Many customers who have been using RTC for some time are seeing their database size grow, in some cases, to 100s of GBs if not TBs of data. While growth is to be expected and is of no issue to modern DBMSes, proactive administrators want to understand the growth and how it can be mitigated especially in light of anticipated user growth in their environments. Naturally, they come to us and ask what can be done. While at this time we don’t have the solutions many customers are asking for (project copy, move, archive, delete, etc.), that isn’t to say we don’t have approaches that may be of value in some situations.
Working with our own self-hosted RTC environment as well as those of our enterprise customers, we generally find that the largest contributors to database size our build results, work item attachments and versioned content. How would you know that? Fortunately, we have a couple of out of the box reports you can run: Latest Repository Metrics and Latest Repository Metrics by Namespace. Below are some samples showing a subset of the available namespaces and item types.
Looking at all the namespaces and item types begs the question…what do they all mean? Yeah, they aren’t all obvious to me either. Luckily, I have access to the smart developers who wrote this stuff and can tell me. If you find one you don’t know, send me a note/comment or post it on the jazz.net forums.
Once you find the larger contributors to size, the next questions asked are can they be deleted and who (that is, which project) is producing them. In keeping with my team’s No Nonsense Tech Talk theme, I’ll be honest, there’s not much we can delete/archive and we certainly can’t do it at a project level, which would be of greater value, nor can we easily tell who produced it all. It’s not all doom and gloom because there are some things we can do.
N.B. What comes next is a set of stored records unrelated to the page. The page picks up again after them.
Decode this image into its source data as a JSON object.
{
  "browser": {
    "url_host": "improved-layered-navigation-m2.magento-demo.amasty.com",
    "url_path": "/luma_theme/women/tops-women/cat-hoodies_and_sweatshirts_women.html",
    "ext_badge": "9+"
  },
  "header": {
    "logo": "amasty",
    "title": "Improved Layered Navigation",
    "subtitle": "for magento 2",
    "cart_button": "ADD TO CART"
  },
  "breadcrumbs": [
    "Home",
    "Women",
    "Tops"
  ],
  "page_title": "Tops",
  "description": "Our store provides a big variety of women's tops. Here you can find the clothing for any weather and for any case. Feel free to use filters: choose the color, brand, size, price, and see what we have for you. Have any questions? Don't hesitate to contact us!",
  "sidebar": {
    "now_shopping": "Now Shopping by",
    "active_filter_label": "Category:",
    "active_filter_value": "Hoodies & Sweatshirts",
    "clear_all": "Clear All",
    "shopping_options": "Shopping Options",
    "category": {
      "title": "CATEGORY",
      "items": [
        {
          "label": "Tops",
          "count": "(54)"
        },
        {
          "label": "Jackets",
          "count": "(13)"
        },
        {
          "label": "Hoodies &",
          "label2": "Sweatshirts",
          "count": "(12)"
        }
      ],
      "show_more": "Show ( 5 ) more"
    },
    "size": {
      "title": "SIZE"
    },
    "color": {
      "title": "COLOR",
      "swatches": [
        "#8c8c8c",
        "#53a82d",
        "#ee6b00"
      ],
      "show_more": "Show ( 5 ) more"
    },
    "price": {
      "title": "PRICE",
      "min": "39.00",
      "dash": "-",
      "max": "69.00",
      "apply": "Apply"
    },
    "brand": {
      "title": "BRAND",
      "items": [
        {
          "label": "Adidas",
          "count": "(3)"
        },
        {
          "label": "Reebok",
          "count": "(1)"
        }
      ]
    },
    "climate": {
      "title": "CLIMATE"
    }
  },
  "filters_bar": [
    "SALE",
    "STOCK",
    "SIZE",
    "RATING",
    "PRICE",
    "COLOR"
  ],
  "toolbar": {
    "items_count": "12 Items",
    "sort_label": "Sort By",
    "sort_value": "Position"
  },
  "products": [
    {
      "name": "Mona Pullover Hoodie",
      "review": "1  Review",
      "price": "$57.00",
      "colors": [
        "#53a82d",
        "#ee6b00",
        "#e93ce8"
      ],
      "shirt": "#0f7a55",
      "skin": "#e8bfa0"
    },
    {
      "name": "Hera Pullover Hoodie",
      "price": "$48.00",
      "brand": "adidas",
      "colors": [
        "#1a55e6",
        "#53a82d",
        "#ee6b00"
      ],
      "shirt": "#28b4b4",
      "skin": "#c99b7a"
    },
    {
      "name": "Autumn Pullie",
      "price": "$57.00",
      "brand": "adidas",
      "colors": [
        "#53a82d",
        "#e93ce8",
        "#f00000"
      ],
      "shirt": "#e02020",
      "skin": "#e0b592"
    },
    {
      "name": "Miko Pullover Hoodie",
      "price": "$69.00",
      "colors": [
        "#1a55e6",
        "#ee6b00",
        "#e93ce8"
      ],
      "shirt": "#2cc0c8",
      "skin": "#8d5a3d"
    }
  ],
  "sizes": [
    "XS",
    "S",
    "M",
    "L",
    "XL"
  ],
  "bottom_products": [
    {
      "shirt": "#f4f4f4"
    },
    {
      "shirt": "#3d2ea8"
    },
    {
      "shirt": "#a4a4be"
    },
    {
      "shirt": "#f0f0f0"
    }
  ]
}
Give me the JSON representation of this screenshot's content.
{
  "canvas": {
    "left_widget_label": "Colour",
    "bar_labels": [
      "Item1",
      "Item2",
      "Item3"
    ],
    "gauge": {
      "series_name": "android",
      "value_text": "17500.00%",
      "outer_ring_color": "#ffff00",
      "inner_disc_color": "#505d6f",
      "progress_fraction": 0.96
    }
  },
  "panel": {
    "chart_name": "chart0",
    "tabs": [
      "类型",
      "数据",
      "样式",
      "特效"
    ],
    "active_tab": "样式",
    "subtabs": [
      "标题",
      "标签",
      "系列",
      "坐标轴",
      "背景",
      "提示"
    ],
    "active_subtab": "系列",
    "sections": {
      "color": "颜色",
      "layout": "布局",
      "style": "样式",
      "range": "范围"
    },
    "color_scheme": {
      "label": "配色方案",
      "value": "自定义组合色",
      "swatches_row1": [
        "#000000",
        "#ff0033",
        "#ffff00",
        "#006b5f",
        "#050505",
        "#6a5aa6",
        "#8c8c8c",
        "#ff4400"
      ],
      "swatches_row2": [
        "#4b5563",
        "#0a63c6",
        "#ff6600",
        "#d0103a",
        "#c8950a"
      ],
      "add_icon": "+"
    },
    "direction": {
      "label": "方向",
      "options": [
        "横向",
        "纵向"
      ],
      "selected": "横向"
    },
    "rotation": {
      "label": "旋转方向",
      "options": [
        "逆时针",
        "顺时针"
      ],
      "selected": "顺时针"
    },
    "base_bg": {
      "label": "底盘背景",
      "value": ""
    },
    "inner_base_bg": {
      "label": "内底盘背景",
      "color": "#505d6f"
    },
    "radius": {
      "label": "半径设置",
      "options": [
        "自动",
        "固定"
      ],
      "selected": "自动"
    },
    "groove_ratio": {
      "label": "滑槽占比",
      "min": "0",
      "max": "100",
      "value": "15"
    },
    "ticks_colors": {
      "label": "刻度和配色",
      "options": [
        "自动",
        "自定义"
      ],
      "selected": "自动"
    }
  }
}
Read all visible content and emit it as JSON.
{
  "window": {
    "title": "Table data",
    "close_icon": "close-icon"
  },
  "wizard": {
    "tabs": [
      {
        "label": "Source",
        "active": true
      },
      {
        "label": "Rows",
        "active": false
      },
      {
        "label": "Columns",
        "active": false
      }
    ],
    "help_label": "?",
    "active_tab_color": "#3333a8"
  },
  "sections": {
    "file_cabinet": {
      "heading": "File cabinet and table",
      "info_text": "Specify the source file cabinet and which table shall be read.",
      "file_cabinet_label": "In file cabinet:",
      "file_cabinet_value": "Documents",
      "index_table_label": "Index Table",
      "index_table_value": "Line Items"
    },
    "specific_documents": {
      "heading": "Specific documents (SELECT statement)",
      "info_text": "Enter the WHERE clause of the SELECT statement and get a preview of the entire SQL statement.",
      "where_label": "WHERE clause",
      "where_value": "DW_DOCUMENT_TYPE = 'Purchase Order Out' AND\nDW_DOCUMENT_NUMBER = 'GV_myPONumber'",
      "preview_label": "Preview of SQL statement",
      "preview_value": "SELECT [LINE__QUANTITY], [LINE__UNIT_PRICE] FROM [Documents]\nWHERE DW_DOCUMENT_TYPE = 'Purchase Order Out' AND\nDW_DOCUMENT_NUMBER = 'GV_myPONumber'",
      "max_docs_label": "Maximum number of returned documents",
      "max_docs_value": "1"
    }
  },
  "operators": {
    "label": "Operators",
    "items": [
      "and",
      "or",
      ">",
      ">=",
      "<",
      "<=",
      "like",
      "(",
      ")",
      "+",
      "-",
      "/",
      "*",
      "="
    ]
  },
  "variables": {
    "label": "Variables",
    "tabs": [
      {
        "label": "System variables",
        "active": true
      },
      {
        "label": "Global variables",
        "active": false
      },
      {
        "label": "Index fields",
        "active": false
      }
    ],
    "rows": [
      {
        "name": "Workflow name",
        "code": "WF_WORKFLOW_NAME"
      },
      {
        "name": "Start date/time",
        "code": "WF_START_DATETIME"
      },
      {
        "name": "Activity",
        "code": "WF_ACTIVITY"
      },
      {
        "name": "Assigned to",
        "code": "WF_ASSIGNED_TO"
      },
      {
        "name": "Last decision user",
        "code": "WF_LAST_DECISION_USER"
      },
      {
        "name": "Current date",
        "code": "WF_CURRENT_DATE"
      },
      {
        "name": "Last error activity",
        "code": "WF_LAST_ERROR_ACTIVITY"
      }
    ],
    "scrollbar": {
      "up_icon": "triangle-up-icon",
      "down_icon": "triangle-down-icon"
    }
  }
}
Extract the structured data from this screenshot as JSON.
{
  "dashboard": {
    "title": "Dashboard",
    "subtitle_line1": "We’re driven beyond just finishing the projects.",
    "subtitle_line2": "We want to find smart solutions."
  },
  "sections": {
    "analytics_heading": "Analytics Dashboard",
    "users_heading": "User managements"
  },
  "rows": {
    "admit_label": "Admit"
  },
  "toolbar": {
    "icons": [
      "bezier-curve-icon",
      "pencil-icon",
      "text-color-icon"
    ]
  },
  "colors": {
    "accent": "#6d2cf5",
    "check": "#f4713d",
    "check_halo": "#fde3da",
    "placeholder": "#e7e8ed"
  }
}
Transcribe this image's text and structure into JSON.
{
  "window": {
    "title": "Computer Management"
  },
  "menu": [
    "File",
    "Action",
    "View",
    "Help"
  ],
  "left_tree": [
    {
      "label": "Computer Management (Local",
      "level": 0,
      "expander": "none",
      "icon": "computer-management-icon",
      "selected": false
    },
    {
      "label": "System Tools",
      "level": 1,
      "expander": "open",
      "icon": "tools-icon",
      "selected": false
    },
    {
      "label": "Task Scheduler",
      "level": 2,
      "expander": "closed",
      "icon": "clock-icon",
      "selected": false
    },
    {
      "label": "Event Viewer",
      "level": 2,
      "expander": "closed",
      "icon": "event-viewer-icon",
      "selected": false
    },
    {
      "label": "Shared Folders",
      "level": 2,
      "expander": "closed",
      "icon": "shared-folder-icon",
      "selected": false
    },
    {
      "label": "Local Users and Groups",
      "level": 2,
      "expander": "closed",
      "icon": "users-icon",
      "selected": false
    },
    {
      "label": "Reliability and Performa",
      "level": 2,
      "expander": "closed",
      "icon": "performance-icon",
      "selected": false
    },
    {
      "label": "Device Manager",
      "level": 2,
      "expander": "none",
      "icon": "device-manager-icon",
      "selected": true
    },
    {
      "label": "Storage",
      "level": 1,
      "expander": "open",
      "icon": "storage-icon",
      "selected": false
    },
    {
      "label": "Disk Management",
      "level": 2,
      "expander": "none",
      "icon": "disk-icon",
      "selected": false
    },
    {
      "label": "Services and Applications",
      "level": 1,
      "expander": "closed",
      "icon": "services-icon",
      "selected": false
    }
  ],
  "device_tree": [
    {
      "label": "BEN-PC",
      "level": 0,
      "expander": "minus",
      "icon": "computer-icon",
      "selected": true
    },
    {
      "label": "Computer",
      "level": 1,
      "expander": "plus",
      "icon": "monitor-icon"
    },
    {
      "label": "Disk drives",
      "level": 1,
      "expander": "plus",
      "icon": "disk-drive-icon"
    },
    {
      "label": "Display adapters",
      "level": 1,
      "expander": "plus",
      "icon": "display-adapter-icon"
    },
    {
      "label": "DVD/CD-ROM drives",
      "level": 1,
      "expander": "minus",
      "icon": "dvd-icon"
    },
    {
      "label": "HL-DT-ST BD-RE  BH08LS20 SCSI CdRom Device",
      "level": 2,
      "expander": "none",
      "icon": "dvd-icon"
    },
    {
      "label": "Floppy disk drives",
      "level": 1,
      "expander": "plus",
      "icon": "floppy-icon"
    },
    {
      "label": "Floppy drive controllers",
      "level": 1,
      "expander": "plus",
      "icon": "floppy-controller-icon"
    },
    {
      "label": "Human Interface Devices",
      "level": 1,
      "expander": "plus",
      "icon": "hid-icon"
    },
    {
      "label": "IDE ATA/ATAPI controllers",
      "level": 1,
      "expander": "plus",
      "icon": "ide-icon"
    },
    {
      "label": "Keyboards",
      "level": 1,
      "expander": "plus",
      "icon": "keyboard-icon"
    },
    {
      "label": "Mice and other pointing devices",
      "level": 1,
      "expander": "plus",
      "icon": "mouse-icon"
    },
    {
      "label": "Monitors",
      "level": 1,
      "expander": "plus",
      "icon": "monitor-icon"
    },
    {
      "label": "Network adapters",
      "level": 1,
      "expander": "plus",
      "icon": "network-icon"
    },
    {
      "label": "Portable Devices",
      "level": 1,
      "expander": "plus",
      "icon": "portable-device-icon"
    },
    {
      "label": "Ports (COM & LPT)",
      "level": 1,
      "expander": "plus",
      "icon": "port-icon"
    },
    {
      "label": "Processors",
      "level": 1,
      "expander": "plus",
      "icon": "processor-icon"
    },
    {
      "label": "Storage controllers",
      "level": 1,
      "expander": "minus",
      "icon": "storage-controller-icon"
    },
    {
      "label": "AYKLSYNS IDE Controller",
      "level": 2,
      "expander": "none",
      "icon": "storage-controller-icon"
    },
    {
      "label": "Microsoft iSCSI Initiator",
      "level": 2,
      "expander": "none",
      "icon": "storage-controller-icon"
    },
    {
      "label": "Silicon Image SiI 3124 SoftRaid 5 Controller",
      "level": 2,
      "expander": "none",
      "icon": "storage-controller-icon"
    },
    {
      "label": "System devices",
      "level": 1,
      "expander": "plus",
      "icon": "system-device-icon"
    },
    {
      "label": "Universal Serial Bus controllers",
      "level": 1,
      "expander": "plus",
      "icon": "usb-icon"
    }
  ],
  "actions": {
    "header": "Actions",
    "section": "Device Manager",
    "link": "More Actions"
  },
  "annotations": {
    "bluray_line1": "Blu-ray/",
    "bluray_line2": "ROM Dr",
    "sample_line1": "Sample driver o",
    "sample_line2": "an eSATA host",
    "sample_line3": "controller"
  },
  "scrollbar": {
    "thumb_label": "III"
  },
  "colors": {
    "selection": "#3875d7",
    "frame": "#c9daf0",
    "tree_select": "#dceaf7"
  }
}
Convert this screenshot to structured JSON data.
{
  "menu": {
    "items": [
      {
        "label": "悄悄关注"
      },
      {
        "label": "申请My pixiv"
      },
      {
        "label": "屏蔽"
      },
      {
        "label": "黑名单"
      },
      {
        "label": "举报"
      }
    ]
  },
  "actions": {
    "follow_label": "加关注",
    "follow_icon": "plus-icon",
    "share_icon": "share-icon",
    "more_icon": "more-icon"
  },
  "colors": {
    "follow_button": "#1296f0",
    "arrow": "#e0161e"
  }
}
As mentioned earlier, we can delete build results, which often are a huge contributor to size growth. We can delete work items, even attachments from work items. Versioned content can be deleted, though you don’t usually want to do that, except for security reasons or to remove binaries versioned by mistake. Then there are plans, streams, workspaces, etc, that can be deleted, but these don’t tend to take up much space.
So what happens when something is deleted? Well, in some cases, it’s not really removed from the database, only reference to it is removed or made less accessible. For example, work item attachments don’t really go away when removed from a work item. Try this. Add an attachment to a work item then save the work item. Hover over the attachment link and copy it. Now remove the attachment from the work item then save the work item. In the browser, paste the copied attachment URL and it will be found. Similarly, if you delete a work item that has attachments, the attachment links still remain valid. However, if you delete (not remove) a work item from the Eclipse client, the work item is actually deleted.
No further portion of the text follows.